Certainly, the country is changing. Of the under 30 set, very few will go on record as being against gay marriage. The sexual revolution has nearly come full circle. Girls may be boys and boys may be girls. Or anything in between. And music has always been at the forefront. Isadora Duncan rocked popular culture in the twenties by dancing barefoot and (what was considered at the time) scantily clad. Elvis’s gyrating hips made good church girls swoon in the fifties, even if they weren’t quite sure why they were sweating (and i think he may have lined those smoldering eyes of his a time or two). The twin twiggy-doll look that dominated the early seventies glam rock/experimental scene (think the velvet underground) had to have resulted in a few very confused 20 somethings. In the eighties, Madonna made herself an instant sensation and eventually a mogul by commanding the stage in only her lingerie and matching a Vogue-worthy face with (what were then considered Sexually Explicit lyrics.
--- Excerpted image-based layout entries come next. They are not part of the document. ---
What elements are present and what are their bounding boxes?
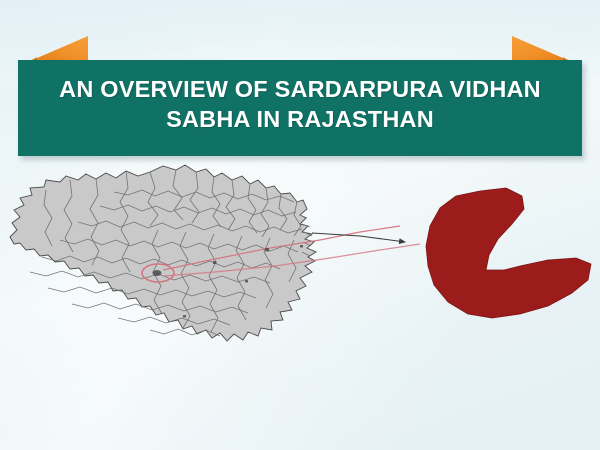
slide-canvas: AN OVERVIEW OF SARDARPURA VIDHAN SABHA I… [0, 0, 600, 450]
ribbon-tail-left-icon [28, 36, 88, 62]
sardarpura-constituency-shape [0, 160, 600, 390]
title-banner: AN OVERVIEW OF SARDARPURA VIDHAN SABHA I… [0, 36, 600, 160]
ribbon-tail-right-icon [512, 36, 572, 62]
map-illustration [0, 160, 600, 390]
banner-body: AN OVERVIEW OF SARDARPURA VIDHAN SABHA I… [18, 60, 582, 156]
page-title: AN OVERVIEW OF SARDARPURA VIDHAN SABHA I… [18, 74, 582, 134]
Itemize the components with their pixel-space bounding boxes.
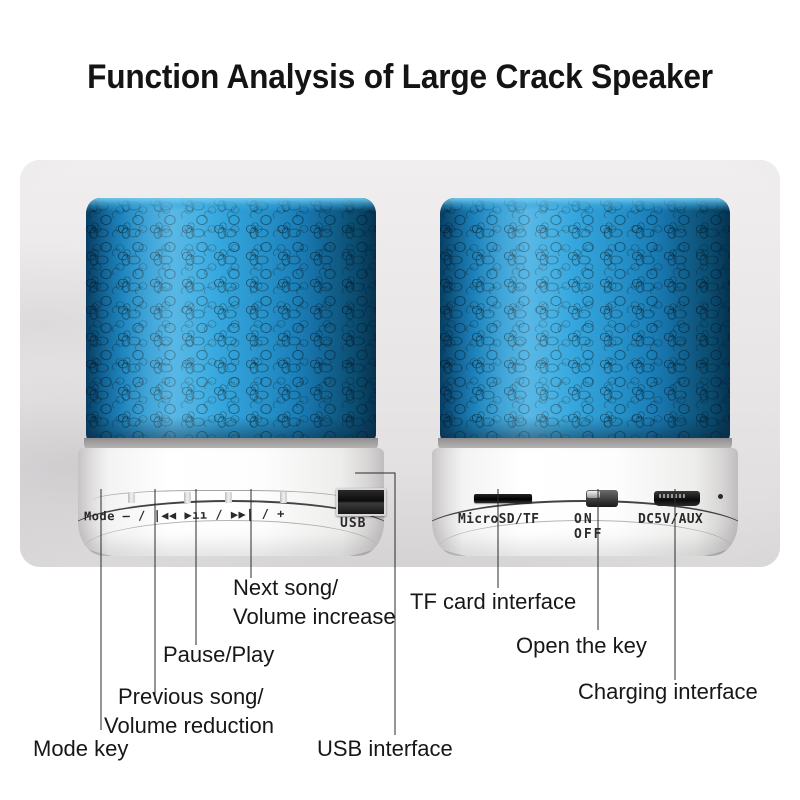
callout-usb-interface: USB interface — [317, 735, 453, 762]
callout-tf-card-interface-line1: TF card interface — [410, 589, 576, 614]
infographic-root: Function Analysis of Large Crack Speaker — [0, 0, 800, 800]
callout-usb-interface-line1: USB interface — [317, 736, 453, 761]
callout-tf-card-interface: TF card interface — [410, 588, 576, 615]
page-title: Function Analysis of Large Crack Speaker — [28, 58, 772, 97]
callout-previous-song: Previous song/ Volume reduction — [118, 682, 274, 740]
callout-next-song-line1: Next song/ — [233, 575, 338, 600]
callout-mode-key: Mode key — [33, 735, 128, 762]
callout-open-the-key: Open the key — [516, 632, 647, 659]
product-photo: Mode – / |◀◀ ▶ıı / ▶▶| / + USB MicroSD — [20, 160, 780, 567]
callout-mode-key-line1: Mode key — [33, 736, 128, 761]
callout-pause-play-line1: Pause/Play — [163, 642, 274, 667]
callout-pause-play: Pause/Play — [163, 641, 274, 668]
callout-previous-song-line2: Volume reduction — [104, 711, 274, 740]
callout-charging-interface: Charging interface — [578, 678, 758, 705]
photo-vignette — [20, 160, 780, 567]
callout-next-song: Next song/ Volume increase — [233, 573, 396, 631]
callout-previous-song-line1: Previous song/ — [118, 684, 264, 709]
callout-charging-interface-line1: Charging interface — [578, 679, 758, 704]
callout-next-song-line2: Volume increase — [233, 602, 396, 631]
callout-open-the-key-line1: Open the key — [516, 633, 647, 658]
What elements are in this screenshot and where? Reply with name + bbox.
Whether we realize it or not, this broadening of our gender related horizons has had a massive effect on gender equality over the years. Girls like Madonna, Grace Slick, Roberta Flack, Patti Smith, Janis Joplin, Mama Cass, and Donna Summer paved the way for a lot of the standing women now enjoy in this country (although, apparently we’re still ok with “being paid slightly less and raped slightly more” or as one fox pundit recently put it “too much”)…. Without these ladies, it might still be considered off for a woman to ask a man out, or for an unmarried man and woman to travel together. If you’re thinking “oh c’mon, we’ve come a long way from that,” think about how our views on the religious issues surrounding gay marriage may have changed forty years from now. Already, if you ask a sixty year old man and a twenty year old heterosexual couple for their opinions on the issue, you’ll likely get two very different answers.
I think as human beings, we’re preprogrammed to accept behavior we see as divergent more easily from the creative, the innovative; the artists, the inventors. Davey Havok, Placebo’s Brian Molko, Smashing Pumpkins frontman Billy Corgan, and so many others over the years have taken one for the team, literally. They are constantly expanding the roles and opportunities available to, and accepted within the LGBT community. Whether it’s as simple as walking out onstage in eyeliner (and simultaneously making my heart go pitter-patter), or as massive as coming out publicly and defending your choices and your freedoms, these trend-setters have been maps of where our society is heading.
Note: As a mostly straight female, I have to add that there’s something undeniably sexy about a straight guy who isn’t too concerned about his image to wear a little make-up in public. In my experience, it usually indicates an open mind, a reasonable level of sensitivity, and a willingness to see the world a little differently. Well, aside from the obvious one…. they now know why you spend ten minutes in the bathroom getting ready (because the blasted lines will not go on even!) and stop pestering you for it quite so much.